In other cases, take gay marriage, for instance, the claim is that, by getting married, gays are taking something away from straight marriage (“damaging the sanctity of marriage” or some such similar formulation).

What this all boils down to is privilege = exclusive access. What privileged individuals may be complaining about, in all cases, is potentially losing exclusive access to cultural dominance, or institutionally-based rights (marriage), treating all such as zero-sum games: if Christians have to share public spaces with other religions (as opposed to exclusive access for their nativity scenes), it is a loss to them, if straight people have to share the institution of marriage with LGBTs, it is a loss to them. From this view, culture and institutions are defined social spaces that cannot be expanded, so, sharing, when one had 100% of said social space, does mean a loss.

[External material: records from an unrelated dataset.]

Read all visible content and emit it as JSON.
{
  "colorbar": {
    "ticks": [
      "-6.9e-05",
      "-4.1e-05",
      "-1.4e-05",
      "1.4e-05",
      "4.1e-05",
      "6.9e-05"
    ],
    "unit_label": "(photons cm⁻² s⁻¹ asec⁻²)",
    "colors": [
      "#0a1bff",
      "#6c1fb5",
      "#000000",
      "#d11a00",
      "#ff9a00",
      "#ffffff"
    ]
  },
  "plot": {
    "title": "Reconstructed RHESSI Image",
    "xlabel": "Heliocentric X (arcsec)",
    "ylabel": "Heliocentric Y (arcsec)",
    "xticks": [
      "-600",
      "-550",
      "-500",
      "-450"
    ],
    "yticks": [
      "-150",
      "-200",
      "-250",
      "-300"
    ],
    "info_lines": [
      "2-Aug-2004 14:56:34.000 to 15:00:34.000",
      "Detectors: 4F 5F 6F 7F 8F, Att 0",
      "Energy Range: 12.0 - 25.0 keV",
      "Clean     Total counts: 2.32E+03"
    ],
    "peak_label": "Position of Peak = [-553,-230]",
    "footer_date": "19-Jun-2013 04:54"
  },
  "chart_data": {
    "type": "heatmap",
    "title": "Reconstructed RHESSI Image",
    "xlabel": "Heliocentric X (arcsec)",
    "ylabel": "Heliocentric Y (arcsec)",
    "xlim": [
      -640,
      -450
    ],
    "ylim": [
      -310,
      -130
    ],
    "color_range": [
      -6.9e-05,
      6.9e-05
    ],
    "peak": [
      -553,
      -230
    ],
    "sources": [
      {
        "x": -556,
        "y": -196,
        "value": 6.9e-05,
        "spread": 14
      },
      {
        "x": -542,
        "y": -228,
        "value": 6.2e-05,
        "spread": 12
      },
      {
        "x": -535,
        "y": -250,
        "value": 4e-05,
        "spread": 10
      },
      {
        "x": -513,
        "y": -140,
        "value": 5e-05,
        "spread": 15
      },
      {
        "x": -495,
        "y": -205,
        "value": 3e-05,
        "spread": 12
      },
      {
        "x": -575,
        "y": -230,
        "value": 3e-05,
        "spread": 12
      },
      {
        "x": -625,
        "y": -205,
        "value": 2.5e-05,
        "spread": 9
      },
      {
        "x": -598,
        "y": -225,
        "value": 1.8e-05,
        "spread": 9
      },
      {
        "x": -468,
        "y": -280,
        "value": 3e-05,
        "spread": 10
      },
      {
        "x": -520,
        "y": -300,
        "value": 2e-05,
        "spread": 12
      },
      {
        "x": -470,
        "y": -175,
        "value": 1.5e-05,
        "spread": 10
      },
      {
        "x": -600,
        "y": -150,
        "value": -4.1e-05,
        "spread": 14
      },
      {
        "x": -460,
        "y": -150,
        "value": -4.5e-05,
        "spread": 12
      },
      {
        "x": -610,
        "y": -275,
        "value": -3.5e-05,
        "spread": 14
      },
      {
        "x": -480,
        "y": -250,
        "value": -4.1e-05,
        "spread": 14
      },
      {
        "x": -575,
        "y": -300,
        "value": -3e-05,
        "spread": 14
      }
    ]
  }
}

There is no conception of the possibility of increasing these social spaces. After all, the ability for LGBTs to get married does not reduce the ability of straight people to get married as social and institutional space can be expanded. The only possible expansion, for them, is the slippery slope one (LGBT marriage → bestiality). In this sense, privileged people are not only the potential losers of the deal, but because they also see themselves as the guardians of these social spaces – not for themselves, but for civilization, mind you – it is a double loss. Look back at the discourses of the opponents of the Civil Rights in the 60s and you will find these themes.

So, privileged individuals find themselves in the position to (1) see their privileges questioned, (2) having to now loudly claiming their privilege (which they didn’t have to do before, hegemony will do that for you), (3) having such loud claims ignored, shouted down or (worse) mocked, and as the article notes (4) being reduced to being just another interest group like the others (decentering). No wonder they get shrill (about gays, immigrants, women, abortion, contraception… anything to try to keep the moral center of a culture whose control is escaping them).

This is why social media have not been the preferred formats of privileged groups. By definition, these groups were already massively overrepresented in the traditional media (TV, radio), so, when new media spaces opened, they initially did not feel the need to go after them. And so, new media got populated by the non-privileged and became a source of alternative everything (news, sociability, entertainment, discourse, etc.). Hence the early cries against the outrages of bloggers, then the outrages of Twitter, etc.

A privileged position means you don’t need to shout because you’re the only one with a megaphone. When everybody can get their own and they’re making as much noise as you, it does feel like an aggression (free speech, for everyone else), and it does mean that your speech is no longer taken as the moral center nor does it command the same respect it used to (because you could have it backed up by the state). So, no, Christians have not become more political. They always were. It’s just that their old megaphone is losing battery power and everyone else’s megaphone is running on solar power and 4G wifi.